Depuis le succès des albums indie-folk de Taylor Swift (« folklore », « evermore ») produits par les frères Dessner, la pop mainstream a largement absorbé les codes de l’écriture confessionnelle héritée de la scène indie américaine : instrumentation feutrée, voix au premier plan, textes tournés vers l’intime plutôt que vers le tube calibré pour les clubs. Gracie Abrams, protégée directe de cette filiation musicale et artistique, incarne aujourd’hui l’une des figures les plus abouties de cette esthétique, au point que certains critiques lui reprochent justement de ne pas s’en émanciper suffisamment.

Gracie Abrams, miroir d’une génération anxieuse

Les thèmes récurrents de « Daughter From Hell », entre anxiété relationnelle, difficulté à devenir adulte et sentiment de solitude malgré une vie publique hyperconnectée, résonnent particulièrement auprès d’un public jeune, souvent qualifié de génération Z, qui se reconnaît dans cette imagerie de vulnérabilité assumée. Ce positionnement explique en grande partie le succès viral des extraits sur TikTok et Instagram, où des passages entiers de chansons comme « Hit the Wall » ou « Look at My Life » ont été repris dans des milliers de vidéos évoquant ruptures amoureuses et remises en question personnelles.

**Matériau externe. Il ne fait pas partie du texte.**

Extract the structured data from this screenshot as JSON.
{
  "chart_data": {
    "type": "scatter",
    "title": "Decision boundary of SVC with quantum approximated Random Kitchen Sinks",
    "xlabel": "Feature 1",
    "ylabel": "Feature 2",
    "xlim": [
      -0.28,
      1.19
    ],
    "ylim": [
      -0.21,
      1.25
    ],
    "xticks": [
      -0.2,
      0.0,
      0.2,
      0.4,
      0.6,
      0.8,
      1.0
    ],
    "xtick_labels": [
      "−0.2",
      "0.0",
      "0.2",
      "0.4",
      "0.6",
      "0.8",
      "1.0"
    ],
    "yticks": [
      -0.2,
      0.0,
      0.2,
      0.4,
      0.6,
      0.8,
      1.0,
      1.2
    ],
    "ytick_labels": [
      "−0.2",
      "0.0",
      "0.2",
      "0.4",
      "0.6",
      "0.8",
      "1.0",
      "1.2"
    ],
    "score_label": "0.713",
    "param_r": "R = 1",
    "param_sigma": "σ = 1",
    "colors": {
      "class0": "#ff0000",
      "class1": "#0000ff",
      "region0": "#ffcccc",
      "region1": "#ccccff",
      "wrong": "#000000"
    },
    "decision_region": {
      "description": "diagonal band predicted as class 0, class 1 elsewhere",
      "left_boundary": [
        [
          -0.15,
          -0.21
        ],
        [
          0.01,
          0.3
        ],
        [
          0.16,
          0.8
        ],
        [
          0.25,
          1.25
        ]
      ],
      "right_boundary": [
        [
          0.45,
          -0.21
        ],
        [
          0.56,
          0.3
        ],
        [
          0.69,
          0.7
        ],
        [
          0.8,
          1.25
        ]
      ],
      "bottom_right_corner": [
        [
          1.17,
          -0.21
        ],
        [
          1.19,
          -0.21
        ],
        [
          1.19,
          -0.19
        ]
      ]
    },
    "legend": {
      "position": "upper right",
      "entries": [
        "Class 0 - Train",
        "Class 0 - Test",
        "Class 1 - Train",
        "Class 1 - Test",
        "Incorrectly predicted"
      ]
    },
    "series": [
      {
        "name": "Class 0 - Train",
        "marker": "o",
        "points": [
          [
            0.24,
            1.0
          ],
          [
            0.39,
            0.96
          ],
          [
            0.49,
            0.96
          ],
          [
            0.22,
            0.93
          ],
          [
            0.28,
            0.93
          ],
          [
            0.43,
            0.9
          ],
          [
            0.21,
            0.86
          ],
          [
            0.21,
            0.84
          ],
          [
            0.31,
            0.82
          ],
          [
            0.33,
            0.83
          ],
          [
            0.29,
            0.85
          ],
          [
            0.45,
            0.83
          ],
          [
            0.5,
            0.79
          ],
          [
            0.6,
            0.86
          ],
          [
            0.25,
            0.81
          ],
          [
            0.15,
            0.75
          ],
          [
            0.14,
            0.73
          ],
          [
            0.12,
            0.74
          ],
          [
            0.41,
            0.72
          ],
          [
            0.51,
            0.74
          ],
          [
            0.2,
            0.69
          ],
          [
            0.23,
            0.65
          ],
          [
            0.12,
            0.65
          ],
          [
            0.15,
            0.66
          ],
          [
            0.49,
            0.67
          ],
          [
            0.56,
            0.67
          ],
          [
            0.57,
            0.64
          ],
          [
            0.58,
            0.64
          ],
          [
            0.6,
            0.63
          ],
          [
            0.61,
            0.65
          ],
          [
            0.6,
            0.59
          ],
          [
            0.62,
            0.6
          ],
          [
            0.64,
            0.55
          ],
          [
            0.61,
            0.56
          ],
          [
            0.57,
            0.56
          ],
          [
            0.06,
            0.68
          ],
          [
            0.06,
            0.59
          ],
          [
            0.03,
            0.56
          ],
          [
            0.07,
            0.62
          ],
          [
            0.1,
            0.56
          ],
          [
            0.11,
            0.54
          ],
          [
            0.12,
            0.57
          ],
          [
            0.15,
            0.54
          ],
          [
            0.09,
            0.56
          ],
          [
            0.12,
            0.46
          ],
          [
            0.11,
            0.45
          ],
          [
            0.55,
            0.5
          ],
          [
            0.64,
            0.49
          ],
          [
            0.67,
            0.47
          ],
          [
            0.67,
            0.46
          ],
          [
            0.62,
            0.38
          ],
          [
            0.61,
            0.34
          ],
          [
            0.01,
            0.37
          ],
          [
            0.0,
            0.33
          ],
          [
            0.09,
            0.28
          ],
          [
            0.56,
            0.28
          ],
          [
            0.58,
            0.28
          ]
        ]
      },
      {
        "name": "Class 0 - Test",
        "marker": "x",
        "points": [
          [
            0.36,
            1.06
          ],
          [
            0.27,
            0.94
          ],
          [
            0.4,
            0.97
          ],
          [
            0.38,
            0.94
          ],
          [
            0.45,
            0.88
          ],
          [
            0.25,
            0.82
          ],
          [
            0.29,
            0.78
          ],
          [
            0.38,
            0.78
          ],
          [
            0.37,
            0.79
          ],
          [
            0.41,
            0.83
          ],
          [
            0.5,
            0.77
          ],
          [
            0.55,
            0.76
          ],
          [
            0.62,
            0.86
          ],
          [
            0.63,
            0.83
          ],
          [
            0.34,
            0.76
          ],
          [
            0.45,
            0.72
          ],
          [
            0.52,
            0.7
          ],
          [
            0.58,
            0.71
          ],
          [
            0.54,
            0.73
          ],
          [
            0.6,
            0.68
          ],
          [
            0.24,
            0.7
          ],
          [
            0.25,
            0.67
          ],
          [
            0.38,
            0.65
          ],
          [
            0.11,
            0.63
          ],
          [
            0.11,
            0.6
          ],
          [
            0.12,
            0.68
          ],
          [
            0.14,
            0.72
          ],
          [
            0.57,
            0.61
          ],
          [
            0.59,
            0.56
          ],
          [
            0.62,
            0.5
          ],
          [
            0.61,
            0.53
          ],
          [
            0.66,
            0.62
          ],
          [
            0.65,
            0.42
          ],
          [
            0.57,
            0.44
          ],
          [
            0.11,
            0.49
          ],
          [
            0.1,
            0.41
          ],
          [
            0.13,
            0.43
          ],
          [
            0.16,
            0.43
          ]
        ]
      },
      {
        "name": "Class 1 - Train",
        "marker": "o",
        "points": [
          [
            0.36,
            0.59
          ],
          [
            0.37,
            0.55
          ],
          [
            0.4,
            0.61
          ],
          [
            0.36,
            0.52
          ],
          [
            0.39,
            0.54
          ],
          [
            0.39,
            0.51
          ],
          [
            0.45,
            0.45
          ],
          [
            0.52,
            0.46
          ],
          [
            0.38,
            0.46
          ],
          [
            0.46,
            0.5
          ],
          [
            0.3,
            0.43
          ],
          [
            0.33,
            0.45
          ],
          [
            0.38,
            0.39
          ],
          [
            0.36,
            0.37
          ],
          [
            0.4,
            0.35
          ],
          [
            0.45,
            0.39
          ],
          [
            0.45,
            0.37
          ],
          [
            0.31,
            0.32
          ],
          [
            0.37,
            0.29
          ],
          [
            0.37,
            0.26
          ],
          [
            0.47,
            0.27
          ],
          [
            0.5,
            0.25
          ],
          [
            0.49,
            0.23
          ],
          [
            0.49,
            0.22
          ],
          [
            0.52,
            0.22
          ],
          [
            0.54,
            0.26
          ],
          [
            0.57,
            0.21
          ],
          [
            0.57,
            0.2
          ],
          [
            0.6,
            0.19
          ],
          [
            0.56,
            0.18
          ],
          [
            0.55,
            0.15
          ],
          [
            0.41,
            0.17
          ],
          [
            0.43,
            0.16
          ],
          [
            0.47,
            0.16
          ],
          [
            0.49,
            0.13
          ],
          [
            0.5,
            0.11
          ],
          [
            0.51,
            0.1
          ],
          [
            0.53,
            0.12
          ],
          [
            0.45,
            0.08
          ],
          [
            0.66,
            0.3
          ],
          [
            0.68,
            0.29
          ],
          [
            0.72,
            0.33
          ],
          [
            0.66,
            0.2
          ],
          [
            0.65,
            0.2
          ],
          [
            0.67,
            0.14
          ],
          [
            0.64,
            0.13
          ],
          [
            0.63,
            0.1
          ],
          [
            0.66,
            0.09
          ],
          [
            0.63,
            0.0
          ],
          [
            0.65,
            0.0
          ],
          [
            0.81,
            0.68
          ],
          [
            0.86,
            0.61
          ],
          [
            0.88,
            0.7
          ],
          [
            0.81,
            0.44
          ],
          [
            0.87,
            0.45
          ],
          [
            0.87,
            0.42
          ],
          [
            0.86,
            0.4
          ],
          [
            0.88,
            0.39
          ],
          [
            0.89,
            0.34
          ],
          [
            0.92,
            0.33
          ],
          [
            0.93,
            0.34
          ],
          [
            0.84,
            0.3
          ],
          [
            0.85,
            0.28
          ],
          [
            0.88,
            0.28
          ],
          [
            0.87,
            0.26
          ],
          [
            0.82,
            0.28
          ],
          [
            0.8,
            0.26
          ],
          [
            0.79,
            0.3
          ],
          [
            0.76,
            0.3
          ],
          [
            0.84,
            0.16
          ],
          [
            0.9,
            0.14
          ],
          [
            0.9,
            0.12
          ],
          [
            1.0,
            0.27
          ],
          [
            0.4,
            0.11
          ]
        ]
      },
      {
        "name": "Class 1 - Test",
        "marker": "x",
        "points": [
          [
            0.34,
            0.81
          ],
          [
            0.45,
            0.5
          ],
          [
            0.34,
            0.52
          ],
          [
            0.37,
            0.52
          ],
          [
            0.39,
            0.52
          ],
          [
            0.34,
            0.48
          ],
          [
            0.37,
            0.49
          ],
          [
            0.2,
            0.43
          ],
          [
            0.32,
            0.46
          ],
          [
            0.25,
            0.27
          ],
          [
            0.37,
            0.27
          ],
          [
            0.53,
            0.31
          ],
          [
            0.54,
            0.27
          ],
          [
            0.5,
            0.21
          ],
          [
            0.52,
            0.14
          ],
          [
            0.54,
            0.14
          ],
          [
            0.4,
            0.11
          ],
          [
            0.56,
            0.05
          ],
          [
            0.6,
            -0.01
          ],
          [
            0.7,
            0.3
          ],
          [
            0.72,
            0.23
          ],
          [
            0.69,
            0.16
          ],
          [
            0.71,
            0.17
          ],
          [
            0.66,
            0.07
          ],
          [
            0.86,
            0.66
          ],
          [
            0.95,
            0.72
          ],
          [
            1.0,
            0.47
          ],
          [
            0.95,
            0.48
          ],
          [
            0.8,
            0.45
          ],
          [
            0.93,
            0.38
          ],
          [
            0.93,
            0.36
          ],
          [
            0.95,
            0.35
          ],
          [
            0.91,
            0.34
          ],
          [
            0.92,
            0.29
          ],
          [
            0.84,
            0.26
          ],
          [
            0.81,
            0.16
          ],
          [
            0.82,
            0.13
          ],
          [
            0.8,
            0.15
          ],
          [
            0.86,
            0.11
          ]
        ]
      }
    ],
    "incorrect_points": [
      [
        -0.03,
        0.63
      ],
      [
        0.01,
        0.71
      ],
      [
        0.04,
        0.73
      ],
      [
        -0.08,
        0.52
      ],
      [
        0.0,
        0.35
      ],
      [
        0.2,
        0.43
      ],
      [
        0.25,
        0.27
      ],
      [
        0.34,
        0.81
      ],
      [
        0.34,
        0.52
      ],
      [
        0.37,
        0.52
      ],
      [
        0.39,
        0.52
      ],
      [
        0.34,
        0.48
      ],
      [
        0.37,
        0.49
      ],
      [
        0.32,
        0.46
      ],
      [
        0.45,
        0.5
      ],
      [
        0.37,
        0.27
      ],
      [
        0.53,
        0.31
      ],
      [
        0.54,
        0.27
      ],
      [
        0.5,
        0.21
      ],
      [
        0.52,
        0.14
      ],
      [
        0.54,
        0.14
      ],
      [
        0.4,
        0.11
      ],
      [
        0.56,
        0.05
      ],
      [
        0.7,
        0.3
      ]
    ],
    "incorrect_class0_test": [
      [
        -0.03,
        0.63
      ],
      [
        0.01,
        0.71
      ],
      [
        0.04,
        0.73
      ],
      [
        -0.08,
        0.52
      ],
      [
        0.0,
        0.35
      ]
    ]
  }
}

Quel avenir pour l’héritière malgré elle du pop-folk indé

Avec un troisième album salué par une partie de la critique comme son meilleur travail, une tournée arena de 64 dates déjà programmée jusqu’en 2027 et une collaboration toujours aussi solide avec Aaron Dessner, Gracie Abrams consolide sa position parmi les artistes pop les plus suivies de sa génération, sans pour autant faire l’unanimité critique. Reste à savoir si l’étape parisienne de « The Look at My Life Tour », prévue en avril 2027, confirmera l’ancrage de la chanteuse américaine auprès du public francophone, déjà acquis à sa cause depuis les premiers succès de « The Secret of Us ».

Avec « Daughter From Hell », Gracie Abrams referme un chapitre entamé avec « Good Riddance » et confirme, envers et contre les critiques les plus sévères, sa place de choix dans la pop internationale de 2026. Entre la fidélité créative à Aaron Dessner, la caution artistique apportée par Marcus Mumford et l’annonce d’une tournée mondiale de 64 dates jusqu’en 2027, l’album s’impose comme l’un des événements musicaux marquants de l’été, capable de générer autant d’adhésion enthousiaste que de réserves critiques argumentées. Que l’on partage l’enthousiasme de Rolling Stone ou les réserves du Guardian, « Daughter From Hell » confirme surtout une chose : trois ans après ses débuts sur les scènes de l’Eras Tour, Gracie Abrams est désormais une artiste à part entière, capable de faire parler d’elle bien au-delà de son cercle de fans initial, et dont le prochain passage par Paris s’annonce déjà comme un rendez-vous attendu.